# My Clio detailed by Prestige Reflections



## welsh172 (Jan 21, 2007)

Thought i would share some pictures of my 172 recently detailed by Matt at Prestige Reflections. Top job again!


----------



## DPN (Jan 7, 2006)

Looking good


----------



## lesley2337 (Nov 15, 2009)

nice  saw this on cliosport earlier. i love shiny black clios :thumb:


----------



## Ben_ZS (Sep 28, 2008)

Nice Clio, I love them with the Speedlines :thumb:


----------



## giarc (Feb 8, 2006)

:thumb: Looks good mate


----------



## mattjonescardiff (Dec 12, 2006)

I'm very glad you're pleased. Thanks for posting the photos, the clio looks great. The lowered suspension certainly sets it off. What camera are you using? A DSLR is on the shopping list at some point!


----------



## Rowan83 (Aug 21, 2007)

Very nice mate, like it alot!! :thumb:


----------



## *TAY* (May 17, 2009)

:thumb: Nice


----------



## [email protected] (Aug 25, 2007)

Lovely car you have there! It reminds me of my Renault 5Gt turbo Raider.


----------



## Modmedia (Jul 25, 2008)

Lovely car. Must agree that those are lovely wheels.


----------



## -tom- (Jan 27, 2009)

like that a lot


----------



## welsh172 (Jan 21, 2007)

mattjonescardiff said:


> I'm very glad you're pleased. Thanks for posting the photos, the clio looks great. The lowered suspension certainly sets it off. What camera are you using? A DSLR is on the shopping list at some point!

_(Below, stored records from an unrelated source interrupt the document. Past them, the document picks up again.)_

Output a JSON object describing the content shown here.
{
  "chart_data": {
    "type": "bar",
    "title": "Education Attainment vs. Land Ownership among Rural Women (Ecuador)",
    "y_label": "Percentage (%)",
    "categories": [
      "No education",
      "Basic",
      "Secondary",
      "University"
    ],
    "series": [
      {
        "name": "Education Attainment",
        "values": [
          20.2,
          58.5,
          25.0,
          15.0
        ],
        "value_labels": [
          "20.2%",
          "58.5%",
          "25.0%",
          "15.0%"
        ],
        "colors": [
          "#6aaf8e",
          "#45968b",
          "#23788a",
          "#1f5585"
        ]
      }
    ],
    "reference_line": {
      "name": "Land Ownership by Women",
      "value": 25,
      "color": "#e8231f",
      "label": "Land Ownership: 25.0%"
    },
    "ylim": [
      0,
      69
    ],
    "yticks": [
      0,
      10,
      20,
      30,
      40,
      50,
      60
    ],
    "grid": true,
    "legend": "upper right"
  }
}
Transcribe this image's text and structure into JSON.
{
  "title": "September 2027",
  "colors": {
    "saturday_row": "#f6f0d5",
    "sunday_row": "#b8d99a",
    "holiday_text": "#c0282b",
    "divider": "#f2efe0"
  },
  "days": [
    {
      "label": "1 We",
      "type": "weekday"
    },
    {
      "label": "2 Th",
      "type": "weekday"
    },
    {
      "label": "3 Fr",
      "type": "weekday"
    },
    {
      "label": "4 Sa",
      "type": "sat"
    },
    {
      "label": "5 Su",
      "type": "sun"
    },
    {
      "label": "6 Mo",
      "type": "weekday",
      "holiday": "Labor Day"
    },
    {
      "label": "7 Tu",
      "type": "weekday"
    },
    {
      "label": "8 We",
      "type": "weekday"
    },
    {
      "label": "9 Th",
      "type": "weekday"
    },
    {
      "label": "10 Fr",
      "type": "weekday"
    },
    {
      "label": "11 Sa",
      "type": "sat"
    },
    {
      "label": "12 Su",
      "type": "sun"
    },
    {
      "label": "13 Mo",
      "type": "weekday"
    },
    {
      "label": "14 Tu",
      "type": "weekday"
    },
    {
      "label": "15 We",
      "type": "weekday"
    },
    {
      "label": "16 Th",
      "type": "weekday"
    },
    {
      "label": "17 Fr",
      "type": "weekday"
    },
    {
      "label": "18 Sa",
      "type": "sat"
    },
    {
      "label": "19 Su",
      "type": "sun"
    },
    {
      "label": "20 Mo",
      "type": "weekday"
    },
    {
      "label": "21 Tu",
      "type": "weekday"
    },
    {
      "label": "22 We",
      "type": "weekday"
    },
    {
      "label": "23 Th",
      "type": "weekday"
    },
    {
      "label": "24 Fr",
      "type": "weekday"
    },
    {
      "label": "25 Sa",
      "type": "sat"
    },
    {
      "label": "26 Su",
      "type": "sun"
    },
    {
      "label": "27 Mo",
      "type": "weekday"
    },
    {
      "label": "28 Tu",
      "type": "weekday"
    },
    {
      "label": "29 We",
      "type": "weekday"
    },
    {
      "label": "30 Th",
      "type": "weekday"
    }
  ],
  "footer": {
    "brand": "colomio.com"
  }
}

I'm using a Canon 400d, but the 450d is available now, and i have a few lenses with it for different uses. Well worth it if you want to play with photography and edit the photographs.


----------



## Allblackdup (Oct 17, 2006)

Really superb job, gotta love shiny black cars! 

Excellent work from Matt as ever!


----------



## JCW85 (Oct 29, 2009)

Great photo's. If only we could drive around without our front number plates that would be sweet :thumb:


----------